I wanted to know if I am setting up my GMM correctly or if there is a better way to model the data. My data set has arrest data for individuals starting from when they were juveniles (approximately age 12) up through whatever their current age happens to be (ranging from 21 to 67 years of age).
From these raw data, I created a set of 49 indicator variables reflecting whether a person was arrested at a given age or not. Variable 1 represents arrested at age 12 or not for all subjects; variable 2 represents arrested at age 13 or not, etc. up through age 60. If a person is younger than 60, as most in the data set are, I set the indicator variable for that year and for all subsequent years to be missing. For instance, a 35 year old would have missing data for the indicators representing ages 36 through 60 with the variables for years 12 through 35 set at 0 (no arrest) or 1 (arrested).
I then ran these data through mplus using Type = mixture, to estimate a GMM with linear and quadratic terms. The model converges (2 - 5 classes with the 5 class model best) but I get a warning saying the covariance coverage is below the specified limit. I assume this is because of the missing data for the variables representing later years.
Should I be concerned about that error message? Is there a better or more correct way to model these data?
I looked at 6.18 and see your point. However, I keep getting the error message: "One or more variables in the data set have no non-missing values." Unlike the example, there are not an equal number of measurements per participant. The number of measurements varies by age group.
To approximate the multiple cohort model, I created 4 groups based on age (< 30, 31-40, etc.) My model statement is:
All measurement points are included in this statement, which I assumed refers to the oldest group. For each younger group, I set up a similar statement but only included the times for which they were measured. For the <30 group, it looks like this:
One follow-up question. I have slogged on with this model and after figuring out how to deal with missing data and the coverage issue, have successfully run it as a GMM.
Upon adding covariates to the model (regressing both class and the growth factors on covariates) I notice that the part of the print out showing estimated probabilities for the categorical indicators at each time point by class are no longer presented. Reading through posts on here, I understand this is because the estimated probabilities depend on the covariates.
I wanted to calculate them by hand for one of the covariates and classes so I could show the effects of that covariate on the growth curve for that class. I have not been able to figure out the formula for doing so using the intercepts for the growth factors and the estimated values for each growth factor regressed on a covariate (by class). The examples in the mPlus manual (showing conversion from log odds to probabilities) seem not to apply. Is it possible to calculate these probabilities by hand, and if so, can you direct me to an example or the formula.
Does it make sense to include a case with only one observed value in a GMM?
I can see how this case would be informative in a simple growth curve model; it would help determine the average value of the curve at that time-point. However, with a mixture model, it seems like this case would be unclassifiable. If two classes have the same initial value but diverge at later time-points, a case with only one observation at the initial time-point might have an equal probability of being in each class.

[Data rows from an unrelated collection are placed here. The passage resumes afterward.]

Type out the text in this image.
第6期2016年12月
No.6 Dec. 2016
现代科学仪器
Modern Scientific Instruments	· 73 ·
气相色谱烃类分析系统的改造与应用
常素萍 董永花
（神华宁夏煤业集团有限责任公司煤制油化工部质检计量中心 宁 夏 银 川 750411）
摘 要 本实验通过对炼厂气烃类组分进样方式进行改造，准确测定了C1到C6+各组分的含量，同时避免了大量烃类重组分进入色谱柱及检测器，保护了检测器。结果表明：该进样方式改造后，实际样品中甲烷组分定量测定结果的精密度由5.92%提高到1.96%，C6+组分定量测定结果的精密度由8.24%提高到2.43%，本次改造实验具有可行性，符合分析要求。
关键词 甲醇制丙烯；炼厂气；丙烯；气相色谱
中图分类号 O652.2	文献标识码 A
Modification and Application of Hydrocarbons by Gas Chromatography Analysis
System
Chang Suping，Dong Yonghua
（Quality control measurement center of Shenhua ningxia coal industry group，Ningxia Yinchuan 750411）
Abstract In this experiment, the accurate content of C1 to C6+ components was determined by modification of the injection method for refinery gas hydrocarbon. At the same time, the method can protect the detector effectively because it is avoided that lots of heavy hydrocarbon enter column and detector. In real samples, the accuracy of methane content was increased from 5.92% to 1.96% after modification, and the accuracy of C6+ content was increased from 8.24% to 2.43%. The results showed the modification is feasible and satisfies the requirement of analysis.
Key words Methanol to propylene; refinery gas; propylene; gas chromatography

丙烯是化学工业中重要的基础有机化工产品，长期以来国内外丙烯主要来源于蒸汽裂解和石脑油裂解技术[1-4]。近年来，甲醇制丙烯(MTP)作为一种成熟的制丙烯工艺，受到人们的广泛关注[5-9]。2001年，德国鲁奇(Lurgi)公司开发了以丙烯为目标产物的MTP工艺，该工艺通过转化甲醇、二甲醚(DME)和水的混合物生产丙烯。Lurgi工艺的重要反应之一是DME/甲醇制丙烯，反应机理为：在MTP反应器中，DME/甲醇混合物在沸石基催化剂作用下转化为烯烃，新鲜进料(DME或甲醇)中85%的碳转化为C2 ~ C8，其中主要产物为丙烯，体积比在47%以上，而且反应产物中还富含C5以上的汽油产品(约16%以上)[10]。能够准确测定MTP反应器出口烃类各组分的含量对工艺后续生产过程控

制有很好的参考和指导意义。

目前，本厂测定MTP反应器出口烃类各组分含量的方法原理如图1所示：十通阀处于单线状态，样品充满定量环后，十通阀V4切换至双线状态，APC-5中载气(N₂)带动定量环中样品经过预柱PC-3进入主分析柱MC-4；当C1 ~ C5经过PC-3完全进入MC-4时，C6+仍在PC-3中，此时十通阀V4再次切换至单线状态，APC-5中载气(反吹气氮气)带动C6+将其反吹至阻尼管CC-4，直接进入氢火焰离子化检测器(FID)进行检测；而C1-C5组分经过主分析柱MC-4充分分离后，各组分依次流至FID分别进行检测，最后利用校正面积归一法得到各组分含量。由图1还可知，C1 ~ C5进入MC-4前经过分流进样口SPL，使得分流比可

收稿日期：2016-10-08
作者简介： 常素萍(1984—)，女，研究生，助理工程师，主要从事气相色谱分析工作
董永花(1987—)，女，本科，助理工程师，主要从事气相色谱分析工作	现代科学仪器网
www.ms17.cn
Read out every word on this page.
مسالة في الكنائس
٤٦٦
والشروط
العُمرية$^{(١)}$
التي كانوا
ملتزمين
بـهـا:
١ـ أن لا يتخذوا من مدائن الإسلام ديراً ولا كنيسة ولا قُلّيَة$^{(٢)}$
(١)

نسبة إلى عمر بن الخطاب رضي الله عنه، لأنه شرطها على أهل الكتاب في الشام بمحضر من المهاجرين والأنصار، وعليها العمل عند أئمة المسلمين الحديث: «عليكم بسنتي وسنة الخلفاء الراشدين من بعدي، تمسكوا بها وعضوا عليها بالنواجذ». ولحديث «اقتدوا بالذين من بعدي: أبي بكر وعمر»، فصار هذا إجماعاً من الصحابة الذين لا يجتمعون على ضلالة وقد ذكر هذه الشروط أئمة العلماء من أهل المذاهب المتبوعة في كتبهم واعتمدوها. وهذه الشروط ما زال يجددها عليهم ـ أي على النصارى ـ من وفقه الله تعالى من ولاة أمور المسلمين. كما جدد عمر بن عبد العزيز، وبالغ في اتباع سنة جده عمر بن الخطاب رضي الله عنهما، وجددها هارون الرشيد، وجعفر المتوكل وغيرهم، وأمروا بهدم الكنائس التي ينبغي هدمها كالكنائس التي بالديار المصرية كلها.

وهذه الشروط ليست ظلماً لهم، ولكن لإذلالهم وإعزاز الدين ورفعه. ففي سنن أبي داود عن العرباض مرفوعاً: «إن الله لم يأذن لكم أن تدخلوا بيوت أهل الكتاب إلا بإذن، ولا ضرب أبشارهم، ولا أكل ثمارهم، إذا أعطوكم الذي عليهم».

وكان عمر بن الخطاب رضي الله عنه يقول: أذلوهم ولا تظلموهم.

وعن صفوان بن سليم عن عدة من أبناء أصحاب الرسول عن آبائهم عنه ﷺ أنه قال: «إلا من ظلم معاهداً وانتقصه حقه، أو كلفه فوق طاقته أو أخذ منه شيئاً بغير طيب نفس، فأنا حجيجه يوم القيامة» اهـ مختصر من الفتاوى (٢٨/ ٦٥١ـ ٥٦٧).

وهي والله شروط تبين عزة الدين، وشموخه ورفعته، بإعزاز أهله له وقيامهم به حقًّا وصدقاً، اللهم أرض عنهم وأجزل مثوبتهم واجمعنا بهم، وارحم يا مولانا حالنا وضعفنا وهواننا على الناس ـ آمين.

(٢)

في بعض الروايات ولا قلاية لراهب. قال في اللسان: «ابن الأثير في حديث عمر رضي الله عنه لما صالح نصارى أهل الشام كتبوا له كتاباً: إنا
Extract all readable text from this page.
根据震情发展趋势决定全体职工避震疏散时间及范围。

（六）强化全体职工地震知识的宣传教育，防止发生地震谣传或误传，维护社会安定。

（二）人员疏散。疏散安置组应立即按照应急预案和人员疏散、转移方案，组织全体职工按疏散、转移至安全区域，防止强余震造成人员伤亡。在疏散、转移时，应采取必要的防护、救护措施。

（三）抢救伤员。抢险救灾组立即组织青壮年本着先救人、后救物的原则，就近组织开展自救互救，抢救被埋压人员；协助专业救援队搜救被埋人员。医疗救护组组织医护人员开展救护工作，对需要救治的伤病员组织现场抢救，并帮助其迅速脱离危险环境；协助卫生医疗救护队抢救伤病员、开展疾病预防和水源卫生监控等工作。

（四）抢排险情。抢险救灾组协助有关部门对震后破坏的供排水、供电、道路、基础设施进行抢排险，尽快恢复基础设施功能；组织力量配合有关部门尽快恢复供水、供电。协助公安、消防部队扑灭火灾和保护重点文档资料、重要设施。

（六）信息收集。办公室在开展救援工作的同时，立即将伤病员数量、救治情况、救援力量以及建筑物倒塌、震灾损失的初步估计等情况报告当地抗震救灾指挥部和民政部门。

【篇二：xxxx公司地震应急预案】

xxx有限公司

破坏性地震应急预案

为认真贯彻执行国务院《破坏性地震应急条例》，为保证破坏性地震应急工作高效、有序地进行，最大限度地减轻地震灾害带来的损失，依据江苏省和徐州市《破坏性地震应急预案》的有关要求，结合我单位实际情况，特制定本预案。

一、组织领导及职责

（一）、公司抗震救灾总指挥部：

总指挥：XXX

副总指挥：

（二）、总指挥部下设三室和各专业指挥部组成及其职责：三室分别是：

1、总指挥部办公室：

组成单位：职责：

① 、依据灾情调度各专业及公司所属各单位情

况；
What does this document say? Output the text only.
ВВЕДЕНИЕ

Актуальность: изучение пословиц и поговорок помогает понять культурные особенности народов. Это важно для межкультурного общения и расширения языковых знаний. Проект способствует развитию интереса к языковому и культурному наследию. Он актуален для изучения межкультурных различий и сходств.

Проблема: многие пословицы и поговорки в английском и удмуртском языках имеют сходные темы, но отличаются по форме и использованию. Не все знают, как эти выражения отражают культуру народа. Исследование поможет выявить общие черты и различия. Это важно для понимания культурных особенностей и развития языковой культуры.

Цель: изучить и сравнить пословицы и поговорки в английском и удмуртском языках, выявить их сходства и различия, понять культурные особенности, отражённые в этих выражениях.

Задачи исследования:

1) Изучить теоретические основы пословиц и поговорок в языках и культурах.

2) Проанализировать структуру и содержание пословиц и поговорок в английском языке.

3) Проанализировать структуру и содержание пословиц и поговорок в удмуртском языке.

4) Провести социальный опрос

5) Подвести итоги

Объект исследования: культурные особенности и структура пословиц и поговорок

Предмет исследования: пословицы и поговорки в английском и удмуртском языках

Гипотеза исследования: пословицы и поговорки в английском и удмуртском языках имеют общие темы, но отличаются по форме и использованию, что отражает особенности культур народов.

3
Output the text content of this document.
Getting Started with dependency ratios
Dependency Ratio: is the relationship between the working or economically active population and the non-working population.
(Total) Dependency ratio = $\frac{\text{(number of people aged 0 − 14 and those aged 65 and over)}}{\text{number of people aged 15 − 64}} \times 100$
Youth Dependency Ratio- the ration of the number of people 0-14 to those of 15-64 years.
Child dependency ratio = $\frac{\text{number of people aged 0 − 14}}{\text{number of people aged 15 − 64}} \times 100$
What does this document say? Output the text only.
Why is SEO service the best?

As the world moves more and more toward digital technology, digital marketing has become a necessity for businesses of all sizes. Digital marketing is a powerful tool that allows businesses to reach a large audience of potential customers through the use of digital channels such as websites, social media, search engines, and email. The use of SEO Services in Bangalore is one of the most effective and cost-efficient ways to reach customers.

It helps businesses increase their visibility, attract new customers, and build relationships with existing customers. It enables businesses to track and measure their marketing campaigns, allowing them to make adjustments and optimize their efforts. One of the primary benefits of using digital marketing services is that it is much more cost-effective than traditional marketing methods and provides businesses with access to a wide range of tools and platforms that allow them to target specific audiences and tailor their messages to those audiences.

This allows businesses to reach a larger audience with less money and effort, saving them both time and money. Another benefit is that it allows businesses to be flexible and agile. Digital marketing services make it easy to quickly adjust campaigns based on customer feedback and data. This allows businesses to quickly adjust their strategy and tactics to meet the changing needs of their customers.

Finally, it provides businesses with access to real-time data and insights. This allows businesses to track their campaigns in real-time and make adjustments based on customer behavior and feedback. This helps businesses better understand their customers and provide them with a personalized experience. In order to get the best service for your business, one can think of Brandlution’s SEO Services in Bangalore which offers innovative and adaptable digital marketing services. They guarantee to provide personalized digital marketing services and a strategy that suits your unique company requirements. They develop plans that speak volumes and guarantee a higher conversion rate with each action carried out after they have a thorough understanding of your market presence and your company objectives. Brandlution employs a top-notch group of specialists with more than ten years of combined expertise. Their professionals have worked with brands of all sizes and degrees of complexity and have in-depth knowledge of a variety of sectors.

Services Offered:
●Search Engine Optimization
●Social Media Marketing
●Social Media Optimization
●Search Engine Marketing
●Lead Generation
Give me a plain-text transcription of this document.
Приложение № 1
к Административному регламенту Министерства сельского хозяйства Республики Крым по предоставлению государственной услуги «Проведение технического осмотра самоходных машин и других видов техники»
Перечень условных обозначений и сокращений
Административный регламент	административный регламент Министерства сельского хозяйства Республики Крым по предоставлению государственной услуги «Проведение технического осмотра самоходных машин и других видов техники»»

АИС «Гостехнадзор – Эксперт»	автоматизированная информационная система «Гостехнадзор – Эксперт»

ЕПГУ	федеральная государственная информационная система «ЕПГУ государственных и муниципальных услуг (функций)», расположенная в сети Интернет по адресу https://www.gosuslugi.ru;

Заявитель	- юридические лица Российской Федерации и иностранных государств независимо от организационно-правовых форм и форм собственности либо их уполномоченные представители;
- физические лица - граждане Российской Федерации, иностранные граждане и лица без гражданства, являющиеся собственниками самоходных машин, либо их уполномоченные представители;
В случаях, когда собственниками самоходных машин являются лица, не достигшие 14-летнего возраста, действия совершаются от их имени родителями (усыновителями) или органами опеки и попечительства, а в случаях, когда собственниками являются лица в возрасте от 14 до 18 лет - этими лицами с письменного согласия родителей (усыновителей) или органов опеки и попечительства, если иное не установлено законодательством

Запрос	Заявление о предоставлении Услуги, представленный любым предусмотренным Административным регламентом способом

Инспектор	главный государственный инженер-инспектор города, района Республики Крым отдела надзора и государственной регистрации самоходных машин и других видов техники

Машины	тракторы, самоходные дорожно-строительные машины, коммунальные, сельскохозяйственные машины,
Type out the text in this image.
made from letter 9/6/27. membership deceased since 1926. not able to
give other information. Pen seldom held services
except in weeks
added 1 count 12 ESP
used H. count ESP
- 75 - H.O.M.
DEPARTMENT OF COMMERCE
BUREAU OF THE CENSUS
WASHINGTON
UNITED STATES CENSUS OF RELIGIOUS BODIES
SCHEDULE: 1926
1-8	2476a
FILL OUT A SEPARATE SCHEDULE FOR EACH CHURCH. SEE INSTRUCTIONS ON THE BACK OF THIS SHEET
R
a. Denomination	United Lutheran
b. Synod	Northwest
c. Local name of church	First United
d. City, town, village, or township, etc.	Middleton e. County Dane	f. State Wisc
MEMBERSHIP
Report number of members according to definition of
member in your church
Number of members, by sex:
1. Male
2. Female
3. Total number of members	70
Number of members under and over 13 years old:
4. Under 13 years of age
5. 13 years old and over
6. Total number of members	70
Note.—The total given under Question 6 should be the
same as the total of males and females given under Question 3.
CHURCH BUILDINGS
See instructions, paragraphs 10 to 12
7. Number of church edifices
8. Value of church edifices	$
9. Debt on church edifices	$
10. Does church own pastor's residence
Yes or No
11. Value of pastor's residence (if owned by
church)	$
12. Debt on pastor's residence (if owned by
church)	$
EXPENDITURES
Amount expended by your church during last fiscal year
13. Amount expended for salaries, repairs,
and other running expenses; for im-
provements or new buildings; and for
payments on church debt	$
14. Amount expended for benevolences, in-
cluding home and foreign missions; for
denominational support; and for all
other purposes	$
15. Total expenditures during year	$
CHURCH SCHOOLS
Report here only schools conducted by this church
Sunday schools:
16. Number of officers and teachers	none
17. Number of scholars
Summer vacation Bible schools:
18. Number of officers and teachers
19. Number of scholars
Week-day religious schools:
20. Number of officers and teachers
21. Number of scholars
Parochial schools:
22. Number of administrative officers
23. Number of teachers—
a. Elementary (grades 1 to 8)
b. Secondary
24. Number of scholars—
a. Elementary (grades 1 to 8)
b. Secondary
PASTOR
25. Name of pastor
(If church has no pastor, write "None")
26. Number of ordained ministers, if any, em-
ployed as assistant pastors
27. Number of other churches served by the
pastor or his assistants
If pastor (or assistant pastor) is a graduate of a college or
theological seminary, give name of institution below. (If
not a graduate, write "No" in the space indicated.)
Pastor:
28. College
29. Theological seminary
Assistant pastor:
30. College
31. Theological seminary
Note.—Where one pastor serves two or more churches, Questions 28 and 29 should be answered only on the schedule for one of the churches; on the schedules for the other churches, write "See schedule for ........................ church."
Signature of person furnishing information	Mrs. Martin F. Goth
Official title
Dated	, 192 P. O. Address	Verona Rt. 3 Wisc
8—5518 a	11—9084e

Of course, I can see how this example might exist even for a case with the maximum number of observations. Each observed value could fall halfway between two classes. So, would a case with a single observation help determine the cross-sectional mixture distribution at that one time-point?
Please send your input, output, data to Support along with your license number.
Daniel Lee posted on Monday, August 12, 2019 - 9:18 am
Hi Dr. Muthen, I ran my growth mixture model (GMM) across 4 waves of data. Some participants were missing data on some, but not all, of the measurement periods. I noticed that for those participants with some missing data, they weren't dropped during the GMMs, leading me to believe that FIML was used to treat missing data.
Can you explain why FIML is used for GMM, and why it cannot be used for BCH or three-step method? I think, per our prior discussion, the default missing data treatment for BCH method is listwise deletion (in Mplus) and one can implement multiple imputation...while GMMs allow FIML.